19 comments

  1. So sad we lost a fine example of southern history

  2. That photo with the man’s face in the upper right hand corner is really cool! And all the other photos are too! Thanks for finding them and sharing them with us!!!

  3. How sad it was torn down!

  4. Hopefully they are nice like the one we have.

  5. Forget the ghosts. I love getting to see the inside of the home. The architectural details are fabulous. The arched pocket doors…If only I could have those!

  6. House had beautiful features – a shame it was torn down. I have heard ghosts (if they exist) won’t hurt anyone, they just hang out in a place that is meaningful to them.

  7. Erica Caldwell Guthrie

  8. I hate this house was demolished.

  9. That is the fate of most of our old lovely homes. Down they go for some modern stuff with no character.

  10. Lens flare or just dust in the air. They had to do long exposures back then and anything moving, such as a dust-cloud would appear to be some kind of a mist. Like cloud-formations, you can “see” almost anything you like.

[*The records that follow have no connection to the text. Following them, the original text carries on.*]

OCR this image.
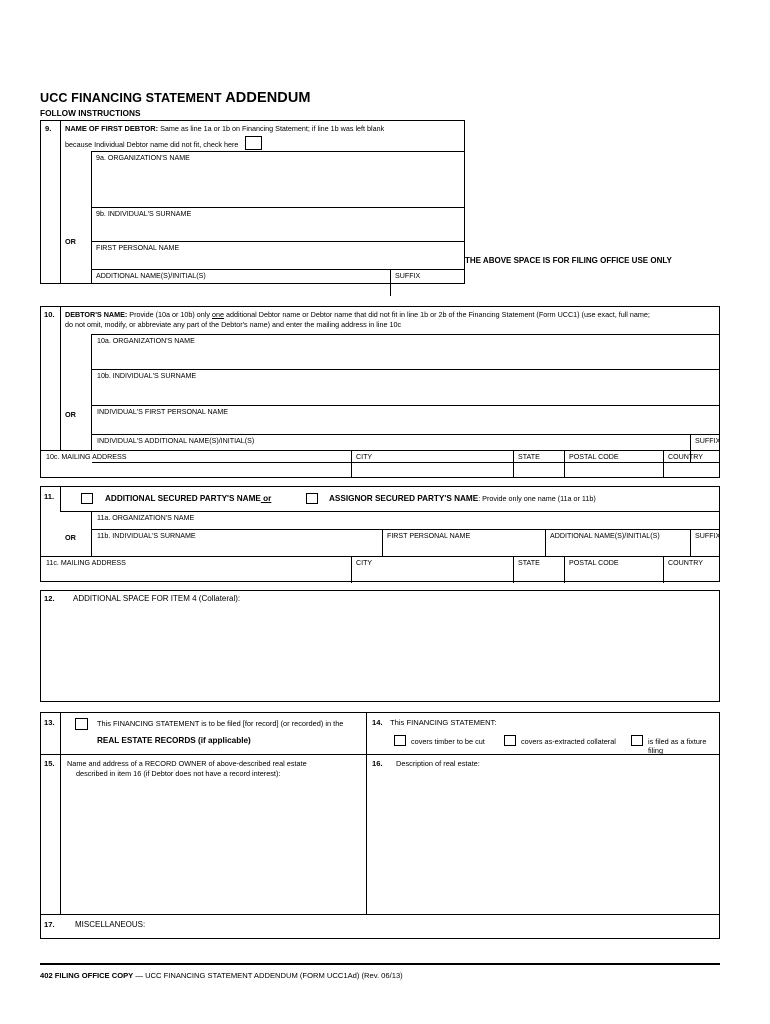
UCC FINANCING STATEMENT ADDENDUM
FOLLOW INSTRUCTIONS
9. NAME OF FIRST DEBTOR: Same as line 1a or 1b on Financing Statement; if line 1b was left blank
because Individual Debtor name did not fit, check here
9a. ORGANIZATION'S NAME
9b. INDIVIDUAL'S SURNAME
FIRST PERSONAL NAME
ADDITIONAL NAME(S)/INITIAL(S)	SUFFIX
OR
THE ABOVE SPACE IS FOR FILING OFFICE USE ONLY
10. DEBTOR'S NAME: Provide (10a or 10b) only one additional Debtor name or Debtor name that did not fit in line 1b or 2b of the Financing Statement (Form UCC1) (use exact, full name;
do not omit, modify, or abbreviate any part of the Debtor's name) and enter the mailing address in line 10c
10a. ORGANIZATION'S NAME
10b. INDIVIDUAL'S SURNAME
INDIVIDUAL'S FIRST PERSONAL NAME
INDIVIDUAL'S ADDITIONAL NAME(S)/INITIAL(S)	SUFFIX
OR
10c. MAILING ADDRESS	CITY	STATE	POSTAL CODE	COUNTRY
11.	ADDITIONAL SECURED PARTY'S NAME or	ASSIGNOR SECURED PARTY'S NAME: Provide only one name (11a or 11b)
11a. ORGANIZATION'S NAME
11b. INDIVIDUAL'S SURNAME	FIRST PERSONAL NAME	ADDITIONAL NAME(S)/INITIAL(S)	SUFFIX
OR
11c. MAILING ADDRESS	CITY	STATE	POSTAL CODE	COUNTRY
12. ADDITIONAL SPACE FOR ITEM 4 (Collateral):
13.	This FINANCING STATEMENT is to be filed [for record] (or recorded) in the
REAL ESTATE RECORDS (if applicable)
14. This FINANCING STATEMENT:
covers timber to be cut	covers as-extracted collateral	is filed as a fixture filing
15. Name and address of a RECORD OWNER of above-described real estate
described in item 16 (if Debtor does not have a record interest):
16. Description of real estate:
17.	MISCELLANEOUS:
402 FILING OFFICE COPY — UCC FINANCING STATEMENT ADDENDUM (FORM UCC1Ad) (Rev. 06/13)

  11. The photo of the winding staircase, right side on the wall, appears to be a lady’s head with large hat on.

  12. The long exposure time used to capture detail in poorly-lit settings (notice the unlit light bulbs) + a careless host, assistant, or even photographer who walked into frame then quickly realized his error = the image of the man. Agree with previous comment that other “ghostly” image appears to be dust or lint. Also agree that the real story here is the beautiful architecture.

  13. I wrote a history of Rocky HIll a few decades ago.

    Gordon McBride lived across the street and built his home with the bricks, front doors, columns and several other architectural features from the original Saunder’s home in the early 1960s. I asked him why he had to tear it down and he said it was just beyond saving by 1961/62 when he came into possession.

    Mr. McBride was a successful businessman and actually still lives a few blocks away from me today. He is in his mid-90s now. My father, 92, also is still alive and with my mother still live across the street from the modern home built of Rocky Hill.

    We have one of the original massive wooden beams that served as my childhood study table/bench that was in our family den for many years. My brother owns that particular piece now and lives in another city in Alabama.

    Mr. McBride raised two boys and a girl in the home he built. Whenever their parents were away at a function for the evening, his youngest son, who was a friend of my middle brother, would come stay with us because of the strange occurrences he said still resided within the architecture of the place.

    I would play “Civil War Solider” in the spacious front yard of the home and always was fascinated by the slave-made bricks that made up the curved lamp post in the yard close to the street. It’s still there to this day.

    When I ventured out to the original site some 26 years or so ago, I used the “then & now” method of photography to illustrate the changes to the property. Twin cedar trees in back of the house, evident in the 1930’s era photos were still there but had grown quite large and flanked a modern swimming pool. The modern home built on top of where Rocky Hill stood is nothing spectacular and quite disappointing considering the history of the property.

    A retired state senator lived there.

    Down the knoll and to the west of the home was the old cemetery but grown up and it took a bit of effort to fight through the brush to reach it. Several soldiers and Saunders relatives are buried there, including two graves of a man and woman (I’m sorry I can’t remember and I’d have to find the original story to know) but I was struck that they were lovers in life and in death, a small tree at the head of each grave had grown into one tree which seemed quite symbolic to me.

    Scattered about the property and halfway down the knoll from the home were old bits of column bases and ironwork, etc., that had once stood proudly as part of the original home.

    I’m in my 50s now and this was all a long time ago, but obviously, having grown up literally across the street from what was Rocky Hill, it is a property and story dear to my heard.

    Best,
    Jonathan Baggs

    1. dear to my “heart.”

    2. Thank you for your historic information. So sad these old homes get into such a state of disrepair and can’t be restored. They were so beautiful and unlike what is built today. Again, thank you for your input.

  14. […] Haunted Rocky Hill Castle, Lawrence County, Alabama ca. 1939 (Library of Congress) […]

  15. […] built a commodious residence three miles west of Courtland which was named Rocky Hill in 1832. The land was first bought by Mr. Norment of Virginia and a log cabin stood on the hill […]

  16. Was Alex Bush the photographer? His photographs of of Alabama houses are sublime.